PCA is an unsupervised dimensionality reduction technique that:
- Finds directions (principal components)
- Maximizes variance
- Projects data onto lower dimensions

### Mathematical Steps
- Standardize the data
- Compute covariance matrix
- Compute eigenvalues & eigenvectors
- Sort by descending eigenvalues
- Select top k eigenvectors
- Project data onto new space

### Solution Code

In [1]:
# Approach1: Brute Force Solution PCA
import numpy as np

def pca_bruteforce(X, k):
    # Step 1: Mean centering
    mean = np.mean(X, axis=0)
    X_centered = X - mean

    # Step 2: Covariance matrix
    covariance_matrix = np.cov(X_centered.T)

    # Step 3: Eigen decomposition
    eigenvalues, eigenvectors = np.linalg.eig(covariance_matrix)

    # Step 4: Sort eigenvalues and eigenvectors
    sorted_indices = np.argsort(eigenvalues)[::-1]
    eigenvalues = eigenvalues[sorted_indices]
    eigenvectors = eigenvectors[:, sorted_indices]

    # Step 5: Select top k eigenvectors
    principal_components = eigenvectors[:, :k]

    # Step 6: Project data
    X_reduced = np.dot(X_centered, principal_components)

    return X_reduced, eigenvalues[:k], principal_components


### Alternative Solution

In [3]:
# Approach2: Optimized PCA
#SVD-based PCA is preferred in real systems

def pca_optimized(X, k):
    # Mean centering
    X_centered = X - np.mean(X, axis=0)

    # Singular Value Decomposition
    U, S, Vt = np.linalg.svd(X_centered, full_matrices=False)

    # Select top k components
    components = Vt[:k].T

    # Project data
    X_reduced = np.dot(X_centered, components)

    # Explained variance
    explained_variance = (S ** 2) / (len(X) - 1)
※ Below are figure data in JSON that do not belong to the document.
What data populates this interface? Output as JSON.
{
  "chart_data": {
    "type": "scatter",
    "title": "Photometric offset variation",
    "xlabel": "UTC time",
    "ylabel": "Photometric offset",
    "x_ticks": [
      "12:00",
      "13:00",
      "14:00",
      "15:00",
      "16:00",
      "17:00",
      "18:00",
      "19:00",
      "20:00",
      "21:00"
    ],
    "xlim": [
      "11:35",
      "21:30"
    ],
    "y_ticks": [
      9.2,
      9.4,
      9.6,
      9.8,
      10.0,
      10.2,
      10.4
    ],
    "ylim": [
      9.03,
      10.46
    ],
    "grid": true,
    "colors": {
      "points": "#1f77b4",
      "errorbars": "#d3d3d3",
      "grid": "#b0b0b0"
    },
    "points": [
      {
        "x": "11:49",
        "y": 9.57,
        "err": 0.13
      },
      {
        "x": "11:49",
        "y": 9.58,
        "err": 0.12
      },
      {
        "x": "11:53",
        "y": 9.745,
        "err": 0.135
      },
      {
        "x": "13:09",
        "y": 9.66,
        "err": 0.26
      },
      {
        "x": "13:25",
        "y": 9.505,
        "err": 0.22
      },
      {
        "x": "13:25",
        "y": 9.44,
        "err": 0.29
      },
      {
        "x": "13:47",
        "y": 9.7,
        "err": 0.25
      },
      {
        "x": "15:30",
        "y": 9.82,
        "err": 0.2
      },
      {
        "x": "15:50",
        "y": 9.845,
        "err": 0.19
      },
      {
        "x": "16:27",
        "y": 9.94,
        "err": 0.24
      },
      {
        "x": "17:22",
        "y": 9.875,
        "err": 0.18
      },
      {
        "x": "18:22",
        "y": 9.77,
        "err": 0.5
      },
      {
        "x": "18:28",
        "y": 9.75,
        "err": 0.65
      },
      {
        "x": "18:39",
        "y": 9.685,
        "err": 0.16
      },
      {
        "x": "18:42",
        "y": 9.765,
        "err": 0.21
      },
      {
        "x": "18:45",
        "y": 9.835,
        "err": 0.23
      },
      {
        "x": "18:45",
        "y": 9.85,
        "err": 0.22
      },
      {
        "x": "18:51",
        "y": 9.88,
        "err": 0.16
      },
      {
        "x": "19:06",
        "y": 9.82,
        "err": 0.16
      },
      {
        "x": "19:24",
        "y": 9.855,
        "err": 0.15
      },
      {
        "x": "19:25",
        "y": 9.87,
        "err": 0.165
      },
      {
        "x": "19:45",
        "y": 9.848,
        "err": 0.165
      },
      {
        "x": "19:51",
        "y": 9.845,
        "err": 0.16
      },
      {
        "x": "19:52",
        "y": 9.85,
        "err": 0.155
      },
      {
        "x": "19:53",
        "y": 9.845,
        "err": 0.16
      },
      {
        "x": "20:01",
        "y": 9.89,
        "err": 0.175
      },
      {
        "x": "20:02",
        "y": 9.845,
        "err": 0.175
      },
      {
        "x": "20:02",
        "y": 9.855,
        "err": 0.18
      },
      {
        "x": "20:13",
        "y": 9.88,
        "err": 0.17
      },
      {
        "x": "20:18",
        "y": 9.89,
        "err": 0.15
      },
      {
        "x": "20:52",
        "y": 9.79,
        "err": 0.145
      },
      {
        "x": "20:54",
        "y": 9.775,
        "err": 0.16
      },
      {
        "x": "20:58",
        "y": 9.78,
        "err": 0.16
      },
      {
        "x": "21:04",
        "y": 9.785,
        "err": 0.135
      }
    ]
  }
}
    return X_reduced, explained_variance[:k], components


### Alternative Approaches

### Brute Force Alternatives
- Manual covariance + eigen decomposition
- Gram matrix based PCA

### Optimized Alternatives
- SVD-based PCA (used in sklearn)
- Incremental PCA (large datasets)
- Kernel PCA (non-linear)

### Test Case

In [4]:
# Test Case1: Sample 2D Dataset

X = np.array([
    [2.5, 2.4],
    [0.5, 0.7],
    [2.2, 2.9],
    [1.9, 2.2],
    [3.1, 3.0],
    [2.3, 2.7]
])

X_reduced, eigenvalues, components = pca_bruteforce(X, k=1)

print("Reduced Data:\n", X_reduced)
print("Eigenvalues:\n", eigenvalues)
print("Principal Components:\n", components)


Reduced Data:
 [[ 0.35725229]
 [-2.26208195]
 [ 0.48967143]
 [-0.21285398]
 [ 1.2056734 ]
 [ 0.42233881]]
Eigenvalues:
 [1.43234945]
Principal Components:
 [[0.71824807]
 [0.69578712]]


In [5]:
# Test Case 2: Optimized PCA

X_reduced_opt, variance, components_opt = pca_optimized(X, k=1)

print("Reduced Data:\n", X_reduced_opt)
print("Explained Variance:\n", variance)
print("Principal Components:\n", components_opt)


Reduced Data:
 [[-0.35725229]
 [ 2.26208195]
 [-0.48967143]
 [ 0.21285398]
 [-1.2056734 ]
 [-0.42233881]]
Explained Variance:
 [1.43234945]
Principal Components:
 [[-0.71824807]
 [-0.69578712]]


In [6]:
# Test Case 3: Higher Dimensional Data

np.random.seed(42)
X_high_dim = np.random.rand(100, 5)

X_reduced, _, _ = pca_optimized(X_high_dim, k=2)

print("Original shape:", X_high_dim.shape)
print("Reduced shape:", X_reduced.shape)


Original shape: (100, 5)
Reduced shape: (100, 2)


# Expected Outputs

✔ Reduced dimensionality

✔ Maximum variance preserved

✔ Eigenvalues sorted in descending order

✔ Projection aligns with sklearn PCA

✔ Stable numerical results using SVD


## Complexity Analysis

### Brute Force PCA
- Time: O(n_features³)
- Space: O(n_features²)

### Optimized (SVD) PCA
- Time: O(min(n_samples, n_features)³)
- Space: O(n_samples × n_features)

#### Thank You!!